Invitée à la Maison-Blanche, un an jour pour jour après le meurtre de George, elle a pressé au vote d’une loi toujours en rade. (Article publié dans l’Humanité du 27 mai 2021.)

«Si vous pouvez faire une loi fédérale pour protéger un oiseau, le pygargue à tête blanche, vous pouvez faire une loi fédérale pour protéger les personnes de couleur. » À l’instar de Philonise, l’un des frères de George, la famille Floyd n’a pas répondu à l’invitation de Joe Biden pour faire de la figuration mais pour diffuser un message.

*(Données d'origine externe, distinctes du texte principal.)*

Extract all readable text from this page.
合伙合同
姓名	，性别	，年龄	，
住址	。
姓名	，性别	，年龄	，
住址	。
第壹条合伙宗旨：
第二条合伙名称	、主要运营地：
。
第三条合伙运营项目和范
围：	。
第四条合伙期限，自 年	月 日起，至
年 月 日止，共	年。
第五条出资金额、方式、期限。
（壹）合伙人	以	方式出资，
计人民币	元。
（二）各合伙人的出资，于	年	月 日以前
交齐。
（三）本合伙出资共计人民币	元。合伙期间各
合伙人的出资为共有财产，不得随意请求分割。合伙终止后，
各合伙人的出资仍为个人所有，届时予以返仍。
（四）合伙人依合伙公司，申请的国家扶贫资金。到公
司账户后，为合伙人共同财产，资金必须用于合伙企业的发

Si l’aigle mascotte des États-Unis mérite une protection législative, les Africains-Américains, victimes de meurtres policiers, aussi. Ce rappel est intervenu mardi, un an jour pour jour après le premier anniversaire du meurtre de George Floyd par Derek Chauvin. L’immense mouvement de protestation avait alors demandé des mesures radicales allant d’une « réforme » à un « définancement de la police »(« defund the police »). Sur le plan fédéral, rien ne s’est concrétisé.

La loi (George Floyd Justice in Policing Act), votée par la Chambre des représentants en mars, demeure bloquée au Sénat, où la menace d’obstruction (« filibuster ») des républicains oblige les démocrates à recueillir 60 voix alors qu’ils n’en disposent que de 50. La recherche d’une loi « bipartisane », afin de décrocher les dix voix républicaines nécessaires, fait pour l’instant s’enliser le texte.

Le point crucial de divergence porte sur l’« immunité qualifiée », une disposition légale qui permet aux policiers d’échapper à des procès s’ils affirment qu’ils ont agi « de bonne foi ». Les républicains ne veulent pas entendre parler d’une abolition de ce dispositif qui assure une immunité globale. L’aile gauche des démocrates en fait un point de passage obligatoire. Vendredi dernier, une dizaine de députés progressistes, emmenés par Ayanna Pressley et Cori Bush, ont envoyé une lettre aux sénateurs démocrates soulignant l’urgence qu’une loi contienne cette réforme. « Ils n’ont pas directement menacé de ne pas soutenir une loi qui mette fin à l’immunité qualifiée, mais les dix législateurs seraient en nombre suffisant pour faire pencher un vote dans une chambre divisée et à la majorité étroite », commente le New York Times. L’administration Biden paie, dans ce cas comme dans d’autres, son refus de tenter de mettre fin au filibuster, qui bloque de fait toute législation démocrate malgré leur majorité au Congrès. « Je ferai tout ce que je dois faire pour que cette loi soit votée, a insisté Philonise Floyd après sa rencontre avec des élus des deux bords à la Chambre. Il y a deux justices aux États-Unis, nous devons nous unir et corriger cette situation. »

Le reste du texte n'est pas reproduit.